I have personally learned that in addition to the tides of sympathy swinging away from the murder victim to the murderer over the years that the “worst of the worst” in our society, once on Death Row, receive the “best of the best” when it comes to legal assistance. I am
convinced that a death row inmate has a greater chance of being released from prison than a “lifer” serving a term for a nonviolent crime, simply because more people care about those on Death Row. The murderers also receive free websites which read like singles ads soliciting donations, penpals, wives and the like. When the “serial shooter” claimed to desire the death penalty in his sentencing hearing this year, I completely understood what was motivating him — and it most certainly wasn’t a possibility of execution.

My one consolation with this preposterous ruling/resentencing is that finally Rudi Apelt will receive what he deserves. Which is to be forgotten, finally. I have no doubt that those helping so fervently over the years will drop him like a hot potato once he no longer holds the prestige of Death Row status and he will fade in to the woodwork with all the other violent common criminals in the general population. Until of course we are asked to appear at parole hearings. Then we will be forced to remember him and his violence once again. When do we ever
get to let this go? Do we?

Finally, I did not come all the way down here with any delusions that my words would have any true impact whatsoever on the outcome of this hearing. Biases have been shown throughout and I hold no fantasies that my family’s feelings and wishes will fall in to consideration. Yet let it be known, we all have a certain degree of terror at the thought of
Rudi Apelt ever being released from prison due to a possible switch to concurrent sentences where he could have the possibility of actually being paroled. Yes that terrifies my family and me personally. This again is the man who took my sister in to the desert, and among other
violent acts, slit her throat. Then enjoyed a celebratory meal with his co-murderer/conspirators at a restaurant using her credit card right after commiting the murder.
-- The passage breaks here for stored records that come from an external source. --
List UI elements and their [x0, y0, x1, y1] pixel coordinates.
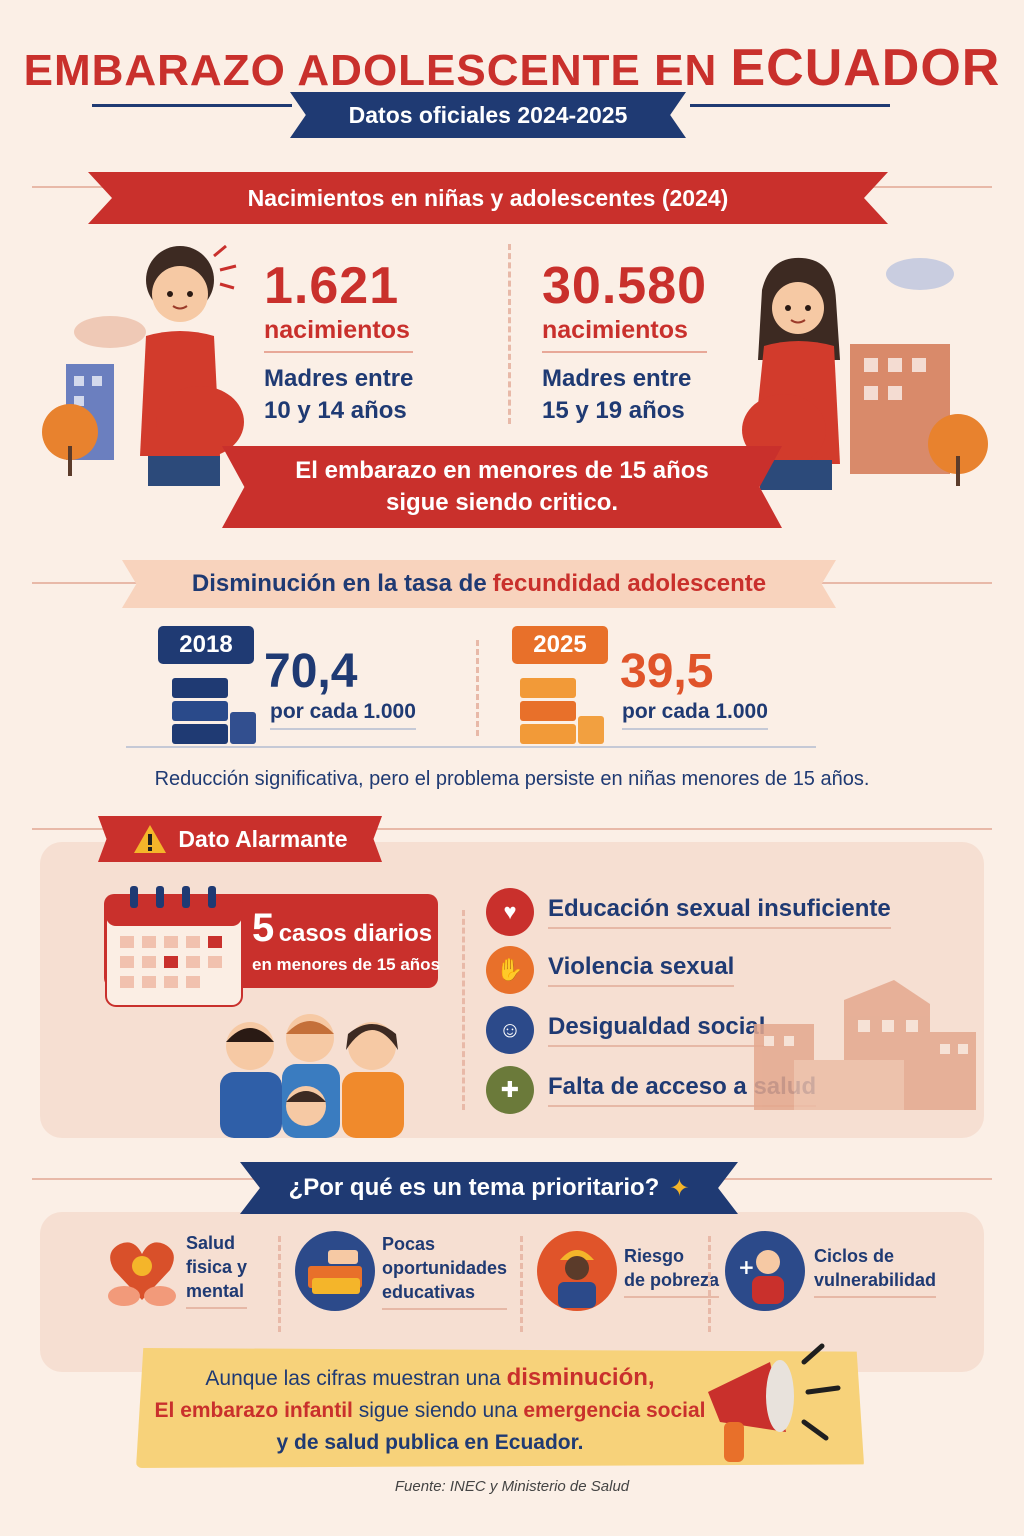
- births-10-14: 1.621 nacimientos Madres entre 10 y 14 a…: [264, 256, 414, 427]
- fertility-section-title: Disminución en la tasa de fecundidad adol…: [122, 560, 836, 608]
- rate-2025-unit: por cada 1.000: [622, 700, 768, 730]
- conclusion-highlight: emergencia social: [523, 1399, 706, 1422]
- conclusion-line: y de salud publica en Ecuador.: [276, 1431, 584, 1454]
- year-badge-2018: 2018: [158, 626, 254, 664]
- subtitle-ribbon: Datos oficiales 2024-2025: [290, 92, 686, 138]
- divider: [508, 244, 511, 424]
- priority-label: educativas: [382, 1282, 476, 1302]
- divider: [520, 1236, 523, 1332]
- svg-text:+: +: [738, 1255, 755, 1279]
- births-10-14-desc: Madres entre: [264, 365, 414, 392]
- reason-label: Desigualdad social: [548, 1013, 766, 1047]
- year-badge-2025: 2025: [512, 626, 608, 664]
- warning-icon: [134, 825, 167, 853]
- priority-section-title: ¿Por qué es un tema prioritario? ✦: [240, 1162, 738, 1214]
- worker-icon: [537, 1231, 617, 1311]
- priority-panel: [40, 1212, 984, 1372]
- books-icon: [295, 1231, 375, 1311]
- priority-label: oportunidades: [382, 1258, 507, 1278]
- priority-item-health: Salud fisica y mental: [104, 1230, 248, 1310]
- priority-label: Riesgo: [624, 1246, 685, 1266]
- births-10-14-label: nacimientos: [264, 316, 414, 353]
- baseline: [126, 746, 816, 748]
- priority-label: de pobreza: [624, 1270, 720, 1290]
- divider: [708, 1236, 711, 1332]
- banner-line-2: sigue siendo critico.: [385, 489, 619, 516]
- medical-person-icon: +: [725, 1231, 805, 1311]
- reason-label: Educación sexual insuficiente: [548, 895, 891, 929]
- births-15-19-desc: Madres entre: [542, 365, 692, 392]
- conclusion-line: Aunque las cifras muestran una: [205, 1367, 501, 1390]
- source-note: Fuente: INEC y Ministerio de Salud: [394, 1478, 630, 1495]
- sparkle-icon: ✦: [669, 1174, 690, 1202]
- births-15-19-label: nacimientos: [542, 316, 708, 353]
- banner-line-1: El embarazo en menores de 15 años: [295, 457, 709, 484]
- divider: [32, 828, 992, 830]
- priority-label: vulnerabilidad: [814, 1270, 937, 1290]
- daily-cases: 5 casos diarios en menores de 15 años: [252, 906, 440, 975]
- reason-education: ♥ Educación sexual insuficiente: [486, 888, 891, 936]
- priority-item-vulnerability: + Ciclos de vulnerabilidad: [724, 1230, 937, 1312]
- rate-2025: 39,5: [620, 645, 714, 698]
- priority-label: fisica y: [186, 1257, 248, 1277]
- births-10-14-number: 1.621: [264, 257, 400, 315]
- page-title: EMBARAZO ADOLESCENTE EN ECUADOR: [23, 39, 1001, 97]
- medical-cross-icon: ✚: [486, 1066, 534, 1114]
- priority-label: mental: [186, 1281, 245, 1301]
- priority-label: Pocas: [382, 1234, 436, 1254]
- town-illustration: [754, 980, 976, 1110]
- births-15-19: 30.580 nacimientos Madres entre 15 y 19 …: [542, 256, 708, 427]
- heart-hand-icon: ♥: [486, 888, 534, 936]
- daily-cases-label: casos diarios: [278, 920, 433, 947]
- reason-inequality: ☺ Desigualdad social: [486, 1006, 766, 1054]
- births-critical-banner: El embarazo en menores de 15 años sigue …: [222, 446, 782, 528]
- rate-2018: 70,4: [264, 645, 358, 698]
- reason-violence: ✋ Violencia sexual: [486, 946, 735, 994]
- rate-2018-unit: por cada 1.000: [270, 700, 416, 730]
- daily-cases-number: 5: [252, 906, 275, 950]
- births-10-14-age: 10 y 14 años: [264, 397, 407, 424]
- daily-cases-sub: en menores de 15 años: [252, 955, 441, 974]
- bar-stack-2025-icon: [520, 678, 604, 744]
- conclusion-highlight: El embarazo infantil: [154, 1399, 353, 1422]
- children-illustration: [220, 1014, 404, 1138]
- pregnant-girl-illustration-left: [42, 244, 244, 486]
- births-section-title: Nacimientos en niñas y adolescentes (202…: [88, 172, 888, 224]
- divider: [690, 104, 890, 107]
- conclusion-highlight: disminución,: [506, 1364, 655, 1391]
- subtitle: Datos oficiales 2024-2025: [348, 101, 628, 128]
- conclusion-text: Aunque las cifras muestran una disminuci…: [150, 1362, 710, 1459]
- pregnant-girl-illustration-right: [742, 257, 988, 490]
- priority-item-education: Pocas oportunidades educativas: [294, 1230, 507, 1312]
- heart-hands-icon: [108, 1242, 176, 1306]
- reason-label: Violencia sexual: [548, 953, 735, 987]
- divider: [278, 1236, 281, 1332]
- divider: [476, 640, 479, 736]
- priority-label: Salud: [186, 1233, 236, 1253]
- bar-stack-2018-icon: [172, 678, 256, 744]
- divider: [92, 104, 292, 107]
- conclusion-line: sigue siendo una: [358, 1399, 518, 1422]
- calendar-icon: [105, 886, 243, 1007]
- priority-item-poverty: Riesgo de pobreza: [536, 1230, 720, 1312]
- fertility-note: Reducción significativa, pero el problem…: [154, 768, 870, 790]
- priority-label: Ciclos de: [814, 1246, 895, 1266]
- births-15-19-number: 30.580: [542, 257, 708, 315]
- births-15-19-age: 15 y 19 años: [542, 397, 685, 424]
- hand-stop-icon: ✋: [486, 946, 534, 994]
- people-icon: ☺: [486, 1006, 534, 1054]
- alarm-section-title: Dato Alarmante: [98, 816, 382, 862]
- divider: [462, 910, 465, 1110]
- alarm-title: Dato Alarmante: [178, 825, 348, 852]
- megaphone-icon: [708, 1343, 841, 1462]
Call it what you want, but I call that nothing but a DANGER TO SOCIETY. His sentences, at the very least,
need to remain CONSECUTIVE to protect society from his violence. Call him mentally retarded, call him an imbecile, call him an idiot savant, whatever you wish. But call his behavior what it has been: VIOLENT and DANGEROUS.

The reason I did come though is in hopes that down the road, whatever decision is reached as a result of this resentencing hearing is REVIEWED by hopefully a non biased individual who has no political agenda at stake. Then that a sound decision will be made then that will prohibit this dangerous individual Rudi Apelt from ever being released from prison again. And to allow me and my family to finally move forward without ever having to worry about him again. And to hopefully get to begin to live a life where we get to focus on remembering my sister’s life and not her violent death.